So, I was led to redo a PCB for an eight wire decoder, the wires of which will have to be soldered individually at the indicated locations. I did not put a connector in order to simplify the circuit design.
New electrical diagram.
The marks of the rail, motor, and LED connections are taken from the original circuit.
New electrical circuit : top, tracks; middle, components; bottom, both together..
Some devices (capacitors, inductors) are to be got back from the old PCB. The others are easily found in e-commerce. Note: marking of SMD resistors: 2.2 kΩ (2k2): 222; 4.7 kΩ (4k7): 472.
Note: on the (vectorial) high definition drawing, the etching mask is shown upside down. Indeed, when exposing the board (thickness 0.8), the mask inking must be directly in contact with the board. If the light had to go through the polyester film thickness, under the ink, it could diffuse and give fuzzy outlines.
I simply glued on the LEDs, with Kristal Klear, a small piece of translucent orange plastic cut into a soft ring binder cover. At first, I wondered if this extra thickness would prevent the body to be correctly reassembled, but no… However, there is still a small problem: LEDs are too punctual, not exactly centred, and so the light intensity is not well-balanced between the two headlights of the same side.

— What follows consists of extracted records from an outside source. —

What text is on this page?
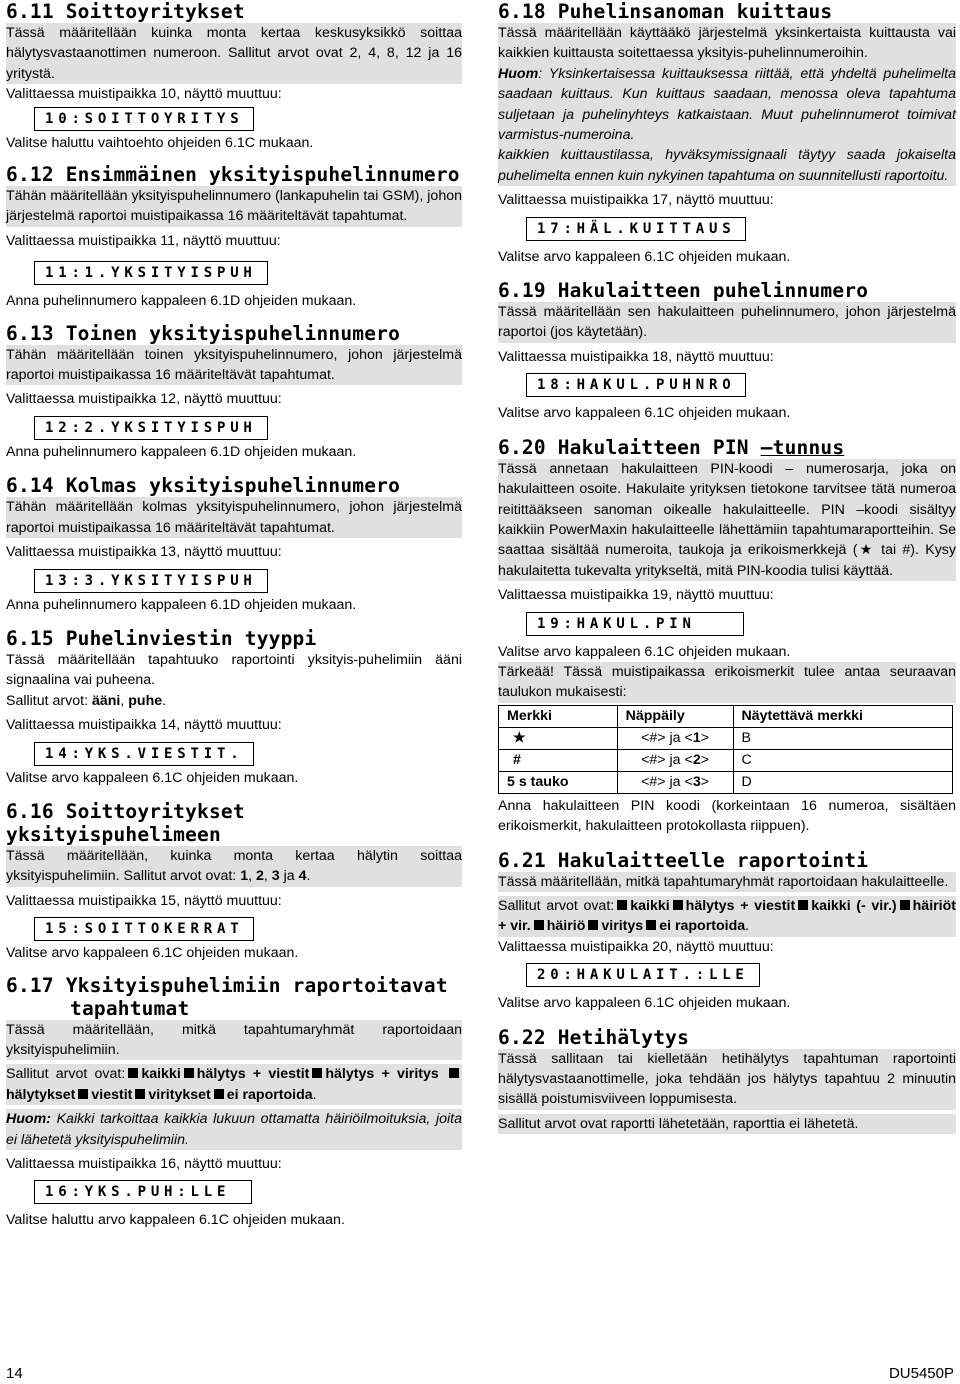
6.11 Soittoyritykset

Tässä määritellään kuinka monta kertaa keskusyksikkö soittaa hälytysvastaanottimen numeroon. Sallitut arvot ovat 2, 4, 8, 12 ja 16 yritystä.

Valittaessa muistipaikka 10, näyttö muuttuu:

10:SOITTOYRITYS

Valitse haluttu vaihtoehto ohjeiden 6.1C mukaan.

6.12 Ensimmäinen yksityispuhelinnumero

Tähän määritellään yksityispuhelinnumero (lankapuhelin tai GSM), johon järjestelmä raportoi muistipaikassa 16 määriteltävät tapahtumat.

Valittaessa muistipaikka 11, näyttö muuttuu:

11:1.YKSITYISPUH

Anna puhelinnumero kappaleen 6.1D ohjeiden mukaan.

6.13 Toinen yksityispuhelinnumero

Tähän määritellään toinen yksityispuhelinnumero, johon järjestelmä raportoi muistipaikassa 16 määriteltävät tapahtumat.

Valittaessa muistipaikka 12, näyttö muuttuu:

12:2.YKSITYISPUH

Anna puhelinnumero kappaleen 6.1D ohjeiden mukaan.

6.14 Kolmas yksityispuhelinnumero

Tähän määritellään kolmas yksityispuhelinnumero, johon järjestelmä raportoi muistipaikassa 16 määriteltävät tapahtumat.

Valittaessa muistipaikka 13, näyttö muuttuu:

13:3.YKSITYISPUH

Anna puhelinnumero kappaleen 6.1D ohjeiden mukaan.

6.15 Puhelinviestin tyyppi

Tässä määritellään tapahtuuko raportointi yksityis-puhelimiin ääni signaalina vai puheena.

Sallitut arvot: ääni, puhe.

Valittaessa muistipaikka 14, näyttö muuttuu:

14:YKS.VIESTIT.

Valitse arvo kappaleen 6.1C ohjeiden mukaan.

6.16 Soittoyritykset yksityispuhelimeen

Tässä määritellään, kuinka monta kertaa hälytin soittaa yksityispuhelimiin. Sallitut arvot ovat: 1, 2, 3 ja 4.

Valittaessa muistipaikka 15, näyttö muuttuu:

15:SOITTOKERRAT

Valitse arvo kappaleen 6.1C ohjeiden mukaan.

6.17 Yksityispuhelimiin raportoitavat
tapahtumat

Tässä määritellään, mitkä tapahtumaryhmät raportoidaan yksityispuhelimiin.

Sallitut arvot ovat: kaikki hälytys + viestit hälytys + viritys hälytykset viestit viritykset ei raportoida.

Huom: Kaikki tarkoittaa kaikkia lukuun ottamatta häiriöilmoituksia, joita ei lähetetä yksityispuhelimiin.

Valittaessa muistipaikka 16, näyttö muuttuu:

16:YKS.PUH:LLE

Valitse haluttu arvo kappaleen 6.1C ohjeiden mukaan.

6.18 Puhelinsanoman kuittaus

Tässä määritellään käyttääkö järjestelmä yksinkertaista kuittausta vai kaikkien kuittausta soitettaessa yksityis-puhelinnumeroihin.

Huom: Yksinkertaisessa kuittauksessa riittää, että yhdeltä puhelimelta saadaan kuittaus. Kun kuittaus saadaan, menossa oleva tapahtuma suljetaan ja puhelinyhteys katkaistaan. Muut puhelinnumerot toimivat varmistus-numeroina.

kaikkien kuittaustilassa, hyväksymissignaali täytyy saada jokaiselta puhelimelta ennen kuin nykyinen tapahtuma on suunnitellusti raportoitu.

Valittaessa muistipaikka 17, näyttö muuttuu:

17:HÄL.KUITTAUS

Valitse arvo kappaleen 6.1C ohjeiden mukaan.

6.19 Hakulaitteen puhelinnumero

Tässä määritellään sen hakulaitteen puhelinnumero, johon järjestelmä raportoi (jos käytetään).

Valittaessa muistipaikka 18, näyttö muuttuu:

18:HAKUL.PUHNRO

Valitse arvo kappaleen 6.1C ohjeiden mukaan.

6.20 Hakulaitteen PIN –tunnus

Tässä annetaan hakulaitteen PIN-koodi – numerosarja, joka on hakulaitteen osoite. Hakulaite yrityksen tietokone tarvitsee tätä numeroa reitittääkseen sanoman oikealle hakulaitteelle. PIN –koodi sisältyy kaikkiin PowerMaxin hakulaitteelle lähettämiin tapahtumaraportteihin. Se saattaa sisältää numeroita, taukoja ja erikoismerkkejä (★ tai #). Kysy hakulaitetta tukevalta yritykseltä, mitä PIN-koodia tulisi käyttää.

Valittaessa muistipaikka 19, näyttö muuttuu:

19:HAKUL.PIN

Valitse arvo kappaleen 6.1C ohjeiden mukaan.

Tärkeää! Tässä muistipaikassa erikoismerkit tulee antaa seuraavan taulukon mukaisesti:

Merkki	Näppäily	Näytettävä merkki
★	<#> ja <1>	B
#	<#> ja <2>	C
5 s tauko	<#> ja <3>	D

Anna hakulaitteen PIN koodi (korkeintaan 16 numeroa, sisältäen erikoismerkit, hakulaitteen protokollasta riippuen).

6.21 Hakulaitteelle raportointi

Tässä määritellään, mitkä tapahtumaryhmät raportoidaan hakulaitteelle.

Sallitut arvot ovat: kaikki hälytys + viestit kaikki (- vir.) häiriöt + vir. häiriö viritys ei raportoida.

Valittaessa muistipaikka 20, näyttö muuttuu:

20:HAKULAIT.:LLE

Valitse arvo kappaleen 6.1C ohjeiden mukaan.

6.22 Hetihälytys

Tässä sallitaan tai kielletään hetihälytys tapahtuman raportointi hälytysvastaanottimelle, joka tehdään jos hälytys tapahtuu 2 minuutin sisällä poistumisviiveen loppumisesta.

Sallitut arvot ovat raportti lähetetään, raporttia ei lähetetä.

14	DU5450P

Many of us have noticed the relative slowness of this machine at maximum speed. Mine crawls at 113 km/h to scale under 12 V DC. In DCC, CV5 = 255 (maximum) gives 150 km/h, which is too much, but the speed collapses to 120 km/h as soon as CV5 = 254. Xavier Geillon, on the Loco-Revue forum, suggested setting the EMF divider (CV50 = 32), and it works! Then, by setting CV5 to 186, I get 140 km/h (Lenz Silver decoder).